A arregimentadora de serviços em São Marcos, segundo contam os trabalhadores, havia prometido boa remuneração e oferecimento de moradia. No entanto, os empregados sequer receberam pela semana de serviço. A agenciadora não foi encontrada pela operação que resgatou os homens. O produtor rural identificado como o tomador dos serviços alega que já havia efetuado o pagamento da remuneração correspondente.

É o terceiro ano seguido com casos de trabalhadores resgatados durante a vindima na Serra Gaúcha. Em março de 2023, 210 trabalhadores foram resgatados em Bento Gonçalves. Em fevereiro de 2024, 18 trabalhadores, também argentinos de Misiones, foram libertados no mesmo município de São Marcos.

·        Trabalho escravo contemporâneo

Lei Áurea aboliu a escravidão formal em maio de 1888, o que significou que o Estado brasileiro não mais reconhece que alguém seja dono de outra pessoa. Persistiram, contudo, situações que transformam pessoas em instrumentos descartáveis de trabalho, negando a elas sua liberdade e dignidade.

Desde a década de 1940, a legislação brasileira prevê a punição a esse crime.
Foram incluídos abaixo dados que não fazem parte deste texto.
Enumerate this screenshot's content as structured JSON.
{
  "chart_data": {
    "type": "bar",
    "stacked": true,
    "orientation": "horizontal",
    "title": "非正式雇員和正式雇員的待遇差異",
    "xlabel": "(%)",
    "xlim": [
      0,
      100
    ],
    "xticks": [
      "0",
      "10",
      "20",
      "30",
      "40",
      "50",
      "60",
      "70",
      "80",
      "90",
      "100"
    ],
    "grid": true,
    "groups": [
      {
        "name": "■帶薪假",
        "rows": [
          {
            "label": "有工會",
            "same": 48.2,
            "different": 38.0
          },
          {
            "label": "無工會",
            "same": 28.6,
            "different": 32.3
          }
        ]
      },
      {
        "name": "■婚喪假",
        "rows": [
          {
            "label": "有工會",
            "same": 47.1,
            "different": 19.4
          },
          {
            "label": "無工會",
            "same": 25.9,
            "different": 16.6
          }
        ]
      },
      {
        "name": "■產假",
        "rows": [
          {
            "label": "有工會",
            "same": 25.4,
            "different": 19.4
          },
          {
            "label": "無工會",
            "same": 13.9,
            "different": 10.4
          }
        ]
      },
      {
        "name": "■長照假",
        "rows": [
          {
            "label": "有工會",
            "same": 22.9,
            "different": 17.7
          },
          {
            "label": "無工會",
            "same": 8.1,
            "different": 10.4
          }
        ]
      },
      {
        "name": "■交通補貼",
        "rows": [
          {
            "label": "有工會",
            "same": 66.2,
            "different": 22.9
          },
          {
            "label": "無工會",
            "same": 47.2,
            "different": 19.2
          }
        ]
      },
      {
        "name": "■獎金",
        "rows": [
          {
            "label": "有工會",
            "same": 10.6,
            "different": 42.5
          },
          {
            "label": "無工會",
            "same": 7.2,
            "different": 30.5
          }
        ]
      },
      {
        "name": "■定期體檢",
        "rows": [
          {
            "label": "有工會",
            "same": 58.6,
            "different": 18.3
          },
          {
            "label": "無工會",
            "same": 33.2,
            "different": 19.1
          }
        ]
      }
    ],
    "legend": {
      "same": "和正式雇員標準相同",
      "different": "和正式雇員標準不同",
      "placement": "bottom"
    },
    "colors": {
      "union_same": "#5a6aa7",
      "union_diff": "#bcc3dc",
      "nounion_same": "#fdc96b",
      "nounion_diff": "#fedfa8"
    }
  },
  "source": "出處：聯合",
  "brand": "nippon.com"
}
A essas formas dá-se o nome de trabalho escravo contemporâneo, escravidão contemporânea, condições análogas às de escravo.

De acordo com o artigo 149 do Código Penal, quatro elementos podem definir escravidão contemporânea por aqui: trabalho forçado (que envolve cerceamento do direito de ir e vir), servidão por dívida (um cativeiro atrelado a dívidas, muitas vezes fraudulentas), condições degradantes (trabalho que nega a dignidade humana, colocando em risco a saúde e a vida) ou jornada exaustiva (levar ao trabalhador ao completo esgotamento dado à intensidade da exploração, também colocando em risco sua saúde e vida).

Os mais de 65 mil trabalhadores resgatados estavam em fazendas de gado, soja, algodão, café, frutas, erva-mate, batatas, cebola, sisal, na derrubada de mata nativa, na produção de carvão para a siderurgia, na extração de caulim e de minérios, na construção civil, em oficinas de costura, em bordéis, entre outras atividades, como o trabalho doméstico.

No total, a pecuária bovina é a principal atividade econômica flagrada desde 1995. Números detalhados sobre as ações de combate ao trabalho escravo podem ser encontrados no Painel de Informações e Estatísticas da Inspeção do Trabalho no Brasil.